General meetings: A praise of indirect shareholder democracy


More and more often, shareholders refuse to grant discharge to those responsible: Bayer CEO Werner Baumann was met at the end of April, and next week Deutsche Bank’s management team will have to tremble. The trend is fuelling a fundamental debate about our corporate governance system: critics believe it is unacceptable for voting defeats to remain without consequences – and are therefore calling for a direct “shareholder democracy”. We consider this to be highly dangerous: If investors can not only warn managers not to relieve their workload but can also vote them out, long-term personnel and strategic planning becomes almost impossible.

Do capitalism critics strengthen shareholder value capitalists?

In addition, governance democrats should consider: Investors pursue their own, often short-term interests.

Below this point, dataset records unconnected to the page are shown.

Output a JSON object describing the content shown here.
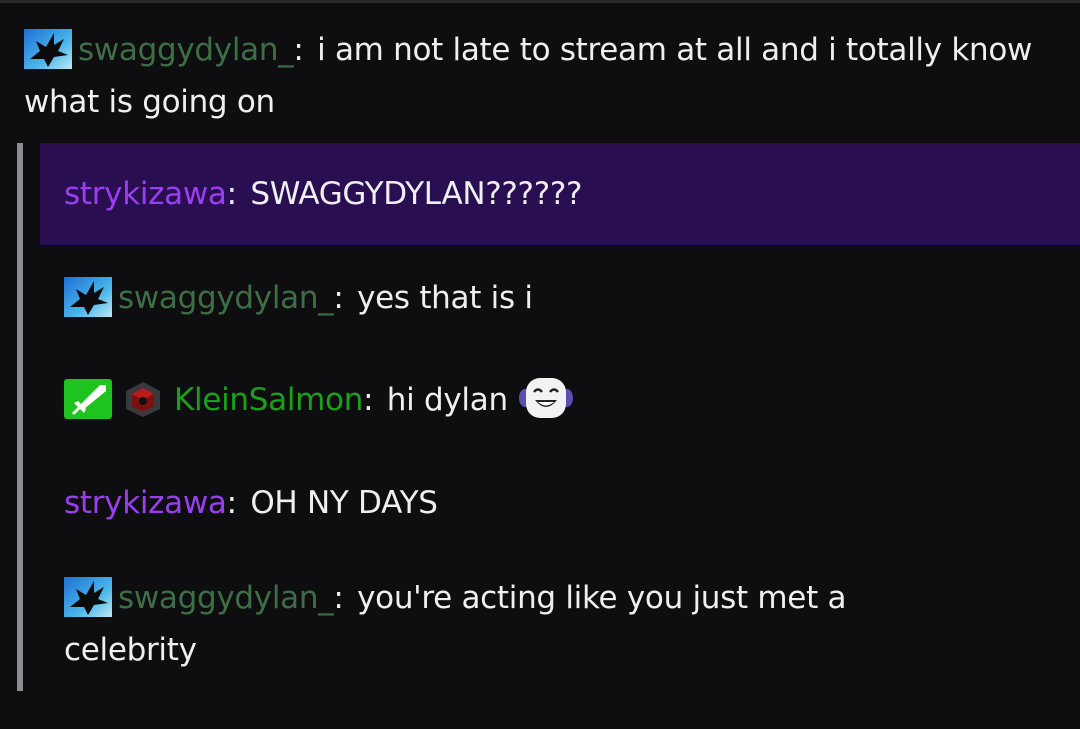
{
  "colors": {
    "background": "#0e0e10",
    "text": "#efeff1",
    "swaggydylan_name": "#3e6e46",
    "strykizawa_name": "#9a3ff0",
    "kleinsalmon_name": "#1aa01a",
    "highlight_bg": "#2a0e52",
    "quote_bar": "#8d8d92"
  },
  "main_message": {
    "username": "swaggydylan_",
    "colon": ":",
    "text": "i am not late to stream at all and i totally know what is going on",
    "badge_icon": "bird-badge-icon"
  },
  "thread": [
    {
      "username": "strykizawa",
      "colon": ":",
      "text": "SWAGGYDYLAN??????",
      "highlighted": true
    },
    {
      "username": "swaggydylan_",
      "colon": ":",
      "text": "yes that is i",
      "badge_icon": "bird-badge-icon"
    },
    {
      "username": "KleinSalmon",
      "colon": ":",
      "text": "hi dylan",
      "badge_icons": [
        "sword-moderator-icon",
        "cube-badge-icon"
      ],
      "emote": "smiling-face-emote"
    },
    {
      "username": "strykizawa",
      "colon": ":",
      "text": "OH NY DAYS"
    },
    {
      "username": "swaggydylan_",
      "colon": ":",
      "text": "you're acting like you just met a celebrity",
      "badge_icon": "bird-badge-icon"
    }
  ]
}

If we give them more power, it would be a steep step for activist shareholders who want rapid price increases or who want generous dividends for their approval (at the expense of future investments). It is therefore clear to us that anyone who demands shareholder democracy in the style of a capitalism critic is strengthening shareholder value capitalists of all people. Supervisory boards, on the other hand, are committed to the entire company with all its stakeholders – and thus guarantee sustainable strategies if the committee members take their job seriously. Instead of asking the system question, we should therefore push ahead with the professionalisation of supervisory boards.